I can't help but think that the steely confidence McGuckian has always displayed must help her win over wavering stars. One can't imagine her withering fearfully before the talent.
"It depends on what you are doing," she says. "Robert De Niro is definitely a bit of a legend. I defy anybody not to pinch themselves in those circumstances and say: 'This is De Niro.' But it was interesting the way he made a point of helping me be comfortable. He would go over and over details of the script and I eventually realised that was a way of helping me get past the legend."
McGuckian's ability to sell herself may be wired into the genes. Her father is the agricultural entrepreneur, Alistair McGuckian, famous for heading up the Masstock livestock system and, more recently, for devising the large-scale musical, The Ha'penny Bridge.
"He is great on business stuff," she says. "But also on world view. He is not in business for the sake of it. He enjoys making things happen and now he writes music too. So he is a very inspiring person as well."
Sadly, The Bridge of San Luis Rey did not fare well with the critics in the United States and no release date has yet been scheduled in these territories. McGuckian feels that an unsatisfactory cut was released in the US and is still hopeful that the film, a period piece detailing the stories of several people destined to die when a bridge collapses, will soon turn up on these shores.
Until then we have the - quite literally - dizzying Rag Tale.
FOCUSING ON THE doings of a newspaper not dissimilar to the Sun, the film seeks to ridicule the tabloid preference for celebrity gossip over real news. There is much juicy satire in the picture, but the nauseating camera angles and staccato editing make the action very hard to endure. What on earth is going on?
"Some people have said it is a little like Natural Born Killers on speed," she says. "I think film has still a leap to make in terms of visual sophistication. We have a younger audience used to pop-up internet screens, MTV and a style of TV drama that is much more radical than most film. Now we might have made more of a leap here than people are quite ready for."
The extraordinary cast improvised much of the picture after McGuckian and her crew spent time researching the logistics of newspaper production.

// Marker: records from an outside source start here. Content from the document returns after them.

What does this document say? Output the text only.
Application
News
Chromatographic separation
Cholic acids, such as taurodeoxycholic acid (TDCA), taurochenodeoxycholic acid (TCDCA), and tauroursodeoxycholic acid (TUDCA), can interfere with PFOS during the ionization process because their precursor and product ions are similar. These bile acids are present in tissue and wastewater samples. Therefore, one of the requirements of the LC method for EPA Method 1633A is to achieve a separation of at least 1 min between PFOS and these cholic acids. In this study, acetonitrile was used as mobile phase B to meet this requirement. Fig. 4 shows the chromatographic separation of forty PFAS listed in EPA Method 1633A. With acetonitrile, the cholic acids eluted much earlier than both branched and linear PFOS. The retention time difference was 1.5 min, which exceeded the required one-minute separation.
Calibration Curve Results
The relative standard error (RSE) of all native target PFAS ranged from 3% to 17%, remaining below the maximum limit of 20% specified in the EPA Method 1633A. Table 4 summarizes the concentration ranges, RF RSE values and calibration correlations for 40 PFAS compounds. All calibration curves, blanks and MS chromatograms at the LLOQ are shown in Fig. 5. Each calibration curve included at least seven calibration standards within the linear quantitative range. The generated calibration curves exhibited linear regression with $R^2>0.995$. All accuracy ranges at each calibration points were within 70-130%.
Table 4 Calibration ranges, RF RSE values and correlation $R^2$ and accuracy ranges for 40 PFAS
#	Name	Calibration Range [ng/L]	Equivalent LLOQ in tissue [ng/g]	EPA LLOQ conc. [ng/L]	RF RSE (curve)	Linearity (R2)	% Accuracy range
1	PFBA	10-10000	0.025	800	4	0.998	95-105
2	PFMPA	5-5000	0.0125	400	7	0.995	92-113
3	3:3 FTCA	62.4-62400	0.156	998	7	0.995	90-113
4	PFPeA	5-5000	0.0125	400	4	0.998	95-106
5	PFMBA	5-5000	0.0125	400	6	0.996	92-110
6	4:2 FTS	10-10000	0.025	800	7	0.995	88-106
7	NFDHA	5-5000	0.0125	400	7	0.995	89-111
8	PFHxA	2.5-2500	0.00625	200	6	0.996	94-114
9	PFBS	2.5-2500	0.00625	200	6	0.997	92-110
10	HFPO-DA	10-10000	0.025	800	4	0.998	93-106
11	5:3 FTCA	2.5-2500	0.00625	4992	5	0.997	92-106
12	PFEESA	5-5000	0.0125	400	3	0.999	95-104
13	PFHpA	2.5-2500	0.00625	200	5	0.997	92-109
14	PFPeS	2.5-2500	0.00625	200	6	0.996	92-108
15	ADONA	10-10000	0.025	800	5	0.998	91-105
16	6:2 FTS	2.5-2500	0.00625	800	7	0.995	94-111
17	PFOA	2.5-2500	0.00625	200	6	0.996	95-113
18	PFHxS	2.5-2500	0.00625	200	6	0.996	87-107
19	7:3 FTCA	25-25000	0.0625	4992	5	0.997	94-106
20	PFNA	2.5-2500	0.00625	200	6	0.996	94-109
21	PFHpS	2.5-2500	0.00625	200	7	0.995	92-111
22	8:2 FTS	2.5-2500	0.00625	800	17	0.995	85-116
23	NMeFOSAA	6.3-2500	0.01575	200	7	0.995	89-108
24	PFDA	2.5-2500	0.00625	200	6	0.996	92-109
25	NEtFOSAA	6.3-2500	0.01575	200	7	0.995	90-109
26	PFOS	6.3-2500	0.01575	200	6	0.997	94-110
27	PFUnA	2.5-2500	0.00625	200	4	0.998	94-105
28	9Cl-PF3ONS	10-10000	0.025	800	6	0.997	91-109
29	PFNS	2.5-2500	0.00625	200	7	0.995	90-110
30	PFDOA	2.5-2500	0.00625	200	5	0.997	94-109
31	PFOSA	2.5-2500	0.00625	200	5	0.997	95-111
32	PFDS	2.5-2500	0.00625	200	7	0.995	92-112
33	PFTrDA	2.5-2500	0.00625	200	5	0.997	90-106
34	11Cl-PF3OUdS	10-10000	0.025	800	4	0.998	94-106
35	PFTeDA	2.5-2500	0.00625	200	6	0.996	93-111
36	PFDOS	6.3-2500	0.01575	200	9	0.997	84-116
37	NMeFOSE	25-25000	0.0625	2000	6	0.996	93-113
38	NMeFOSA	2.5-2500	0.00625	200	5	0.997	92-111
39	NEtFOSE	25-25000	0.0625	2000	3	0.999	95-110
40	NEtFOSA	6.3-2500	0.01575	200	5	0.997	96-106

Given the director's ability to attract celebrity personnel, we should, perhaps, not be surprised to hear that Carl Bernstein, one half of the team that broke Watergate, was a technical adviser. Once again, I ask, bewildered, how she comes across such people.

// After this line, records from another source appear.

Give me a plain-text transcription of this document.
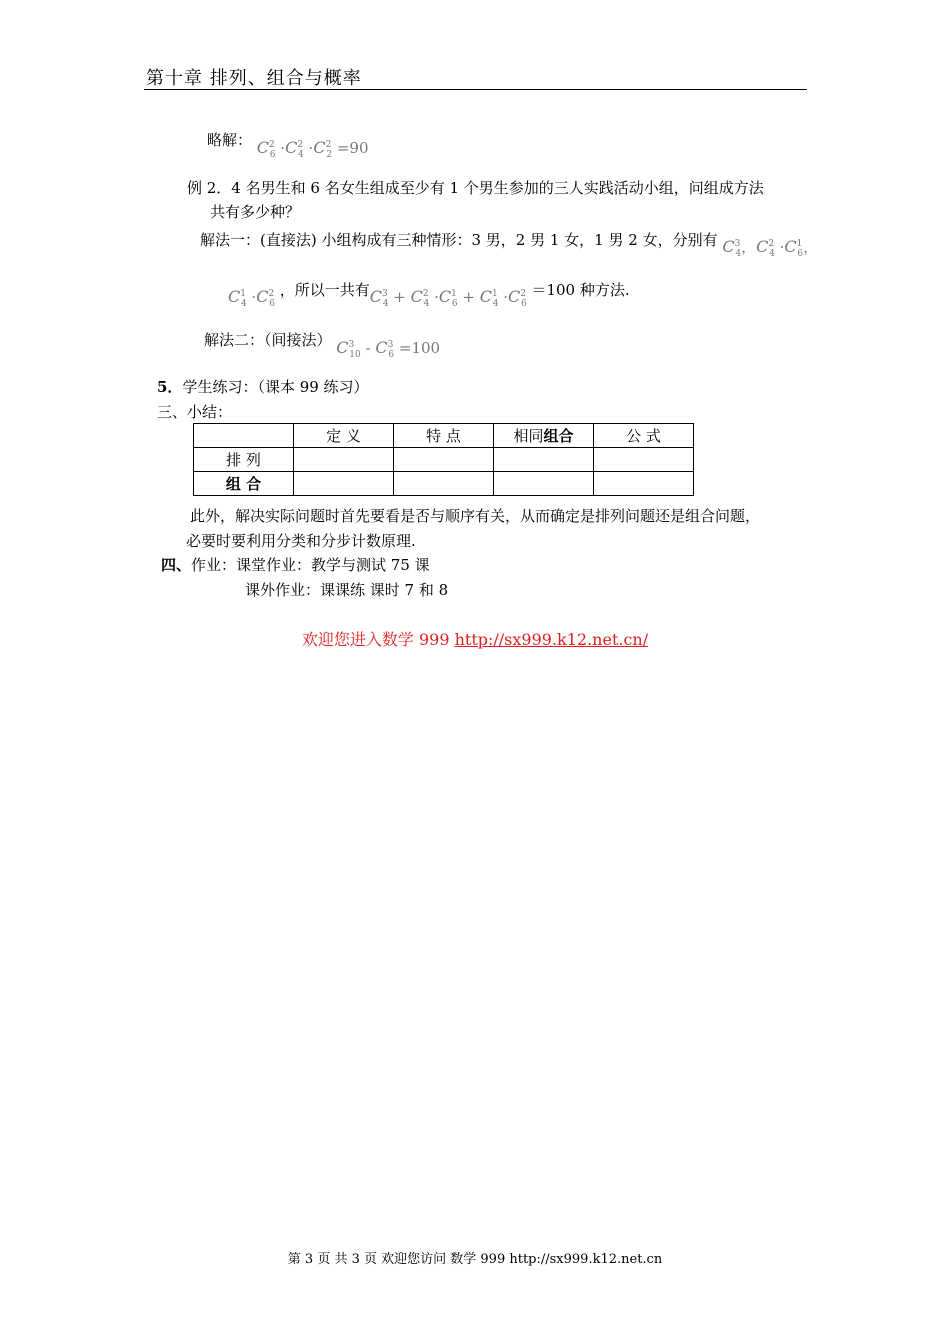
第十章 排列、组合与概率
略解： $C^2_6 \cdot C^2_4 \cdot C^2_2 =90$
例 2．4 名男生和 6 名女生组成至少有 1 个男生参加的三人实践活动小组，问组成方法
共有多少种？
解法一：(直接法) 小组构成有三种情形：3 男，2 男 1 女，1 男 2 女，分别有 $C^3_4$，$C^2_4 \cdot C^1_6$，
$C^1_4 \cdot C^2_6$ ，所以一共有$C^3_4 + C^2_4 \cdot C^1_6 + C^1_4 \cdot C^2_6 =100$ 种方法.
解法二：（间接法） $C^3_{10} - C^3_6 =100$
5．学生练习：（课本 99 练习）
三、小结：
	定 义	特 点	相同组合	公 式
排 列				
组 合				
此外，解决实际问题时首先要看是否与顺序有关，从而确定是排列问题还是组合问题，
必要时要利用分类和分步计数原理.
四、作业：课堂作业：教学与测试 75 课
课外作业：课课练 课时 7 和 8
欢迎您进入数学 999 http://sx999.k12.net.cn/
第 3 页 共 3 页 欢迎您访问 数学 999 http://sx999.k12.net.cn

"Oh, you just happen to sit beside him at some sort of literary conference," she says blithely.
Rag Tale forms the first part of a proposed trilogy. The second film, Funny Farm, is to deal with therapy culture, while the third will focus on the film industry. Whereas John Lynch appeared in each of McGuckian's first four films, he is not to be found in Rag Tale and, the director suggests, may remain absent from the latter sections of the trilogy. Have they decided that it is better to go to work in separate offices?

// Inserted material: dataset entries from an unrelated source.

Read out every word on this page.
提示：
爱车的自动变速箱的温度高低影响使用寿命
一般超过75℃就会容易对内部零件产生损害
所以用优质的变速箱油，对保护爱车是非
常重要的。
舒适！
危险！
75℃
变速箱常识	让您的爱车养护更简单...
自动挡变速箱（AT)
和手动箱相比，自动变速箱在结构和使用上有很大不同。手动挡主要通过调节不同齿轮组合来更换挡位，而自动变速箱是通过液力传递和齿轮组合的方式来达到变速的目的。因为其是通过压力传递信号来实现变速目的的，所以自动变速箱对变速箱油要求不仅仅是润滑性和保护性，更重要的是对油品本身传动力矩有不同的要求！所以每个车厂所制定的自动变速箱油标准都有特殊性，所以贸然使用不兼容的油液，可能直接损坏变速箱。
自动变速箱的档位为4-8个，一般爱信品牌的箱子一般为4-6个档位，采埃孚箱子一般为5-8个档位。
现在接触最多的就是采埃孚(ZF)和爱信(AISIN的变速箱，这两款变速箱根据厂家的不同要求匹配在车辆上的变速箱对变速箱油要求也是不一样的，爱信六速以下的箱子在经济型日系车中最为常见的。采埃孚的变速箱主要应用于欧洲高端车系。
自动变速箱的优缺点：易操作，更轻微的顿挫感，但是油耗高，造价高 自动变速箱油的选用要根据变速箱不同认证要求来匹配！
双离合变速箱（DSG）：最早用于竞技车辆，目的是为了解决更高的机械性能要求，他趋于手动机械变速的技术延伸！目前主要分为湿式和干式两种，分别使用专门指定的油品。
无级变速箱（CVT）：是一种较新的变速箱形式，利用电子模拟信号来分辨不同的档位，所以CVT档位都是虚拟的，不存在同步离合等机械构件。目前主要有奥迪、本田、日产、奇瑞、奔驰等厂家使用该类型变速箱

"I think we probably have," she says, laughing. "It is a bit healthier, maybe. It puts extra pressure on what you do when you are both there. It is alienating for crews to think you have more of a shorthand with one actor. Other actors don't want their directors to have another life. They don't like that they have breakfast with somebody else. They like to think that all the attention is directed at them. John is a very good actor and a very good person to have on set. But there are other good actors out there."
And if they are out there then, however lauded they may be, McGuckian will bag them.